Former U.S. Justice Department antitrust attorney Allen Grunes testified passionately against the deal, which he says is "very likely illegal."

"The parties know it and that's why they're here trying to fix it, but they can't," Grunes said.

Comcast and Time Warner together would reportedly garner 33 million cable subscribers and broadband users, creating leverage when negotiating with networks over licensing fees and gaining more control over how consumers access television shows and sports coverage.

Digital-content provider Netflix has argued that the deal will create a company with too much power over the delivery of high-speed Internet service. Time Warner shareholders also objected to the deal with a class action lawsuit alleging that Time Warner was letting itself go too cheaply through an unfair process.

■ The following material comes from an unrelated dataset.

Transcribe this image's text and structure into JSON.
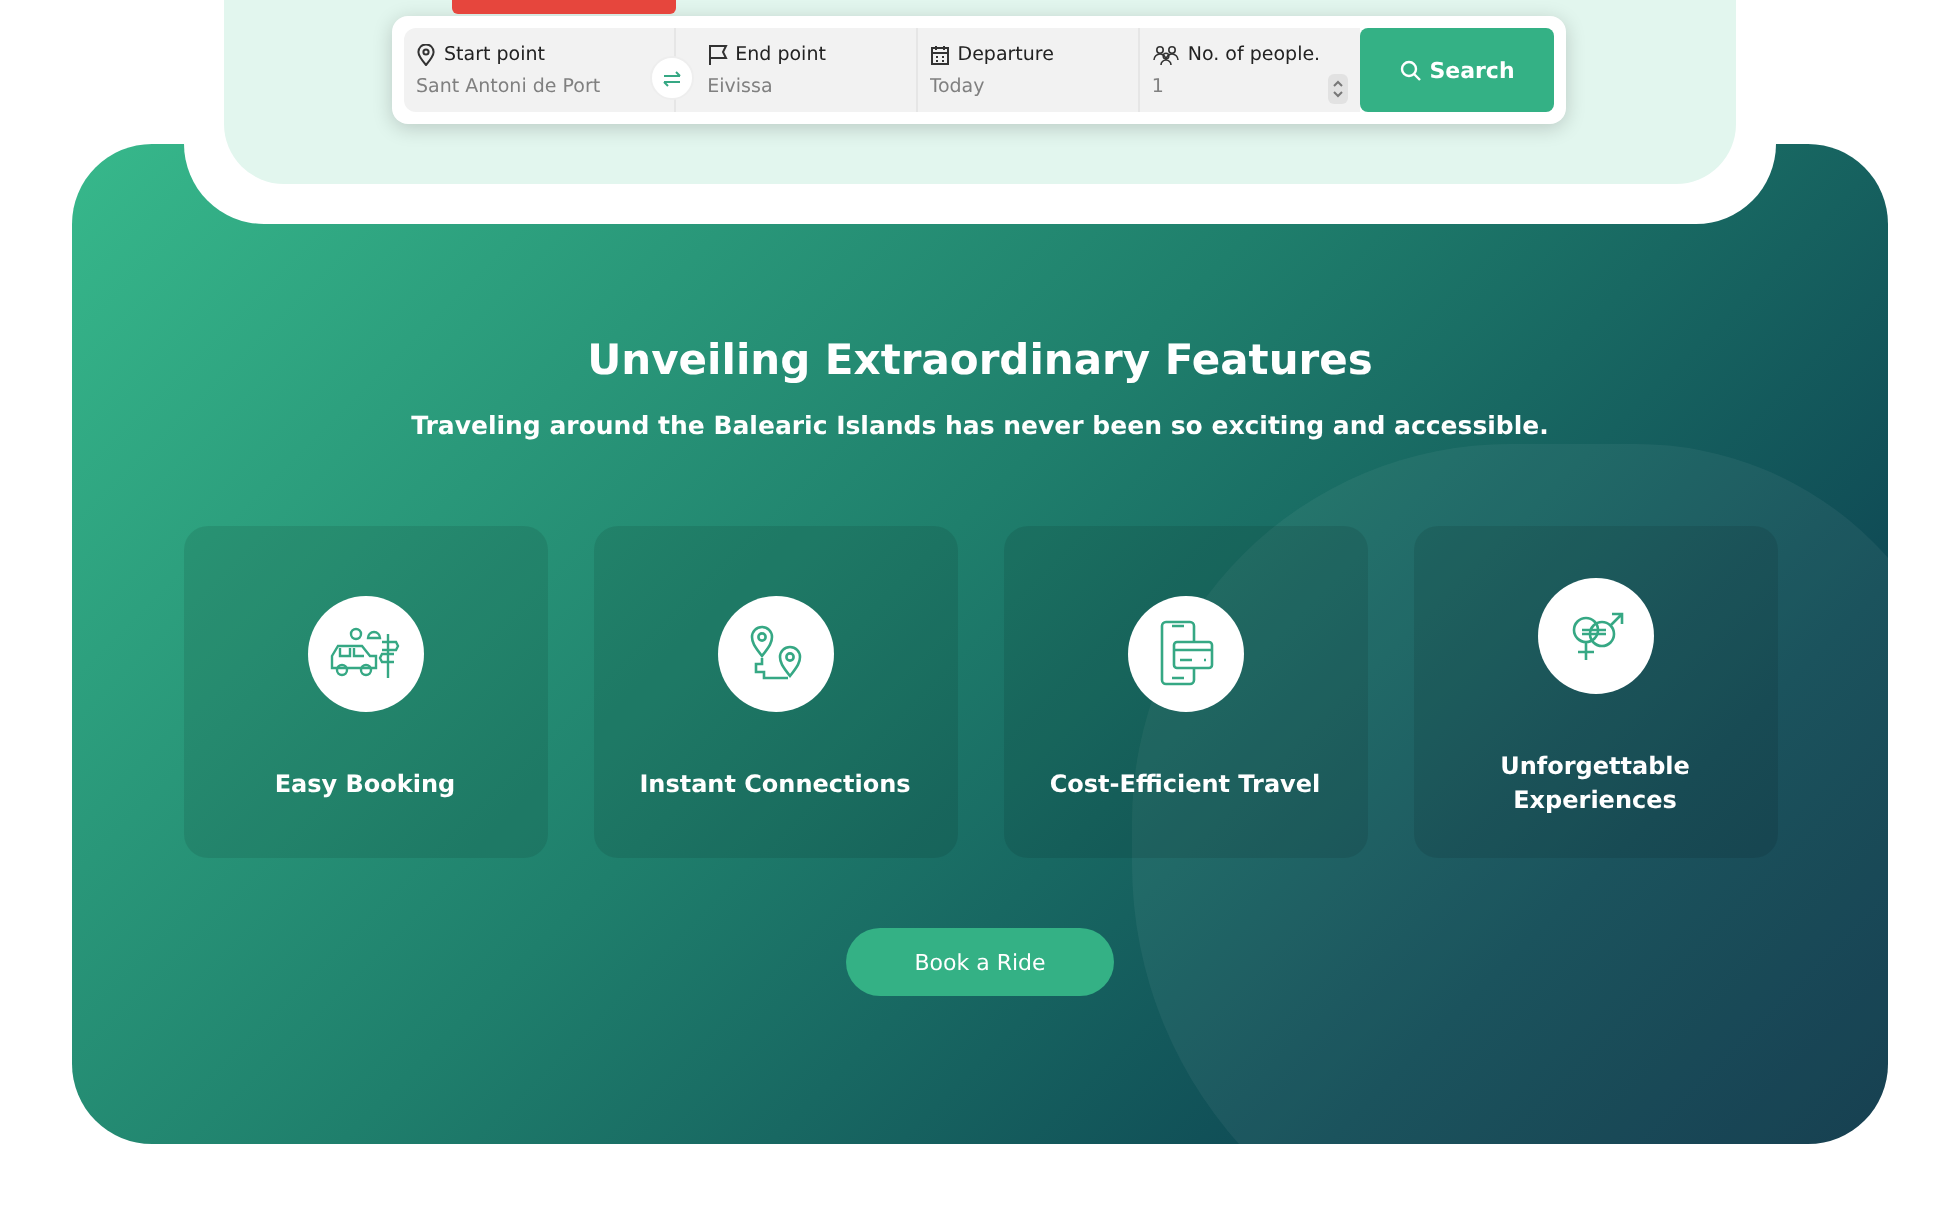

Both Republicans and Democrats were wary of the merger, and kept their line of questioning largely to how the merger would affect their constituents.

Cohen couldn't promise that prices would drop after the merger.

"I have a pesky little problem, and that's telling the truth," he said.

He nevertheless assured Rep. Hank Johnson, D-Ga., that his company's cable packages will continue offering a multitude of networks owned by and geared toward minorities.

Columbia Law School professor defended the merger, echoing a sentiment that Cohen and Polka stressed throughout the hearing: the two cable companies don't technically compete in their individual markets.

Others on the panel and the subcommittee meanwhile warned that, even though the companies do not directly compete, their merger would strain competition.

Grunes warned that Comcast could start paying itself higher fees from the networks - like NBC - that it owns, raising the price for other independently owned networks.

The weight of the five-hour hearing fell largely on Cohen who treated it as a public-relations opportunity.

Comcast has said it expects the deal will be approved within nine to 12 months.